El libro -documentadísimo: exhaustivo, incluso- de William Dalrymple, si se lee con las anteojeras de quienes nos dedicamos a este oficio (y nos gusta la historia y también la geopolítica, o geoestrategia, que sabemos que, quieras que no, exige siempre llenarse de barro y de suciedad), nos arroja nueva luz sobre esas preguntas que llevamos haciéndonos tanto tiempo. La Compañía de las Indias Orientales empezó siendo una sociedad mercantil -formal y también materialmente, o sea, con capital privado- y, sin abandonar esas hechuras, se acabó convirtiendo en titular de un poder político que, además, utilizó la violencia hasta el grado de la crueldad, sobre todo en los dramáticos sucesos de 1857, que, por lo brutal del asunto, no se explican con las categorías -a esos efectos, propias de un debate tan bizantino como el del sexo de los ángeles- de si estamos ante derecho de un tipo o del otro.

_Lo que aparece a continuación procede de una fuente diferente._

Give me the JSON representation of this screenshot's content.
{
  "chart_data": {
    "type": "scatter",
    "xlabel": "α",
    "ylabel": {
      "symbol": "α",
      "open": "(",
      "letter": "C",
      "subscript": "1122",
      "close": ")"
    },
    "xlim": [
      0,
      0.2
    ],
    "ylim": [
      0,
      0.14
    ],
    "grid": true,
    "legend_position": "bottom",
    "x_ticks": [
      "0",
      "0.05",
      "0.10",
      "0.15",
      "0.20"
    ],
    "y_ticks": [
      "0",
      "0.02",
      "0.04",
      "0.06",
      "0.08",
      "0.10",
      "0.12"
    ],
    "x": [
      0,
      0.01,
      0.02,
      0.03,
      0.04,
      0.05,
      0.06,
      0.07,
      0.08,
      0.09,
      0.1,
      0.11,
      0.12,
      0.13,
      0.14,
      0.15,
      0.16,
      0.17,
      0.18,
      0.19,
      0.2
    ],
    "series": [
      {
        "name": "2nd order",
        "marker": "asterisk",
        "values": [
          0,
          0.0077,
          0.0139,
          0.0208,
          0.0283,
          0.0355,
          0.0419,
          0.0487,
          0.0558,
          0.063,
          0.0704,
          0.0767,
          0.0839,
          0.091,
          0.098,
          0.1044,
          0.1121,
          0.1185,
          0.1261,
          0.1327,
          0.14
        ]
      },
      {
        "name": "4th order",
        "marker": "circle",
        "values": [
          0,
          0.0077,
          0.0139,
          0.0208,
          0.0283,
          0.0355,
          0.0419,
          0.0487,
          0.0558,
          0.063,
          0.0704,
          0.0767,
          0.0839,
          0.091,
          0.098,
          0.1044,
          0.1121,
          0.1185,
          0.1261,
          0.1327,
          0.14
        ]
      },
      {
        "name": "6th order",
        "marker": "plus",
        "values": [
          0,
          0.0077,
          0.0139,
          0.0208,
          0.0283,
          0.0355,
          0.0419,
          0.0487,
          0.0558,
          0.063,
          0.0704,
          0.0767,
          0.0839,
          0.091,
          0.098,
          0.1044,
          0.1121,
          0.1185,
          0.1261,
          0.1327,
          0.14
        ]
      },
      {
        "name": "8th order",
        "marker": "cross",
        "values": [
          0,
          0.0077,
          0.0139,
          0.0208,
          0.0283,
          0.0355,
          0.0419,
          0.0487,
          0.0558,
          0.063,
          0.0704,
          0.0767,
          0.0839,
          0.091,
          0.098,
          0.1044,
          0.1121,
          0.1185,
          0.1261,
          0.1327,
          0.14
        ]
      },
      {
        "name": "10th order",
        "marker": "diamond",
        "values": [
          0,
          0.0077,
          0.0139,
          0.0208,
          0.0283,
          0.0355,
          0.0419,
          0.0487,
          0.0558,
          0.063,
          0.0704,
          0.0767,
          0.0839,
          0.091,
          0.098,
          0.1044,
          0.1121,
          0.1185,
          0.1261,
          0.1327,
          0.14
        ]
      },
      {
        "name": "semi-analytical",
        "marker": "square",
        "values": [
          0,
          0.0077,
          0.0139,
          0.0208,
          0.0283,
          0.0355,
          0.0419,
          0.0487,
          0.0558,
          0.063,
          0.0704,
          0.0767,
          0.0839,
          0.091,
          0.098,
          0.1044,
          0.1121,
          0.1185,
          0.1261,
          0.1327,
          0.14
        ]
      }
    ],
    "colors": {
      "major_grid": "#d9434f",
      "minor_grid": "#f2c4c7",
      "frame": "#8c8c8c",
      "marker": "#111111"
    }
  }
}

La duda de fondo es si eso representó una novedad aportada por la Compañía. Y es que, echando la vista atrás, se encuentra uno, mucho antes del año cero de nuestra civilización, con los fenicios, que hicieron del comercio (y de la navegación, porque lo uno no se entiende sin lo otro) el modo de asentarse en otros lugares del mediterráneo y de proceder a la aculturación de los nativos, que acaba siendo la única manera estable de dominar. Más tarde (aunque en cualquier caso antes de que los británicos empezasen a pensar en el subcontinente) salen a la palestra las ciudades de la Liga Hanseática, en el Mar del Morte y en el Báltico (para los alemanes, el Ostsee, el Mar del Este). O sea, que, al cabo, sucede que, para llegar a la dominación -lo que el libro en la portada llama “el expolio”-, empezar por comprar y vender -lo que en cada momento la gente tenga o necesite, respectivamente- no resulta algo infrecuente. Más bien justo a la inversa.

El mérito de la Compañía de las Indias Orientales -por supuesto, no una entidad comprometida con los derechos humanos y devota de los escrúpulos a la hora de desempeñarse- hay que buscarlo más bien en otra cosa. Seguramente, en la encomiable economía de medios desplegados, lo barata que salió: visto con los ojos de nuestra época, en la que todo se despilfarra y dilapida (y no sólo en España: piénsese en la fortuna que los occidentales hemos enterrado en los últimos veinte años en Afganistán, país, se insiste, colindante con el subcontinente: no llegó a formar parte de la India británica, pero casi), aquello constituyó, dentro de la variedad de clases y colores de los chiringuitos, el más eficaz y, más aún, el más eficiente.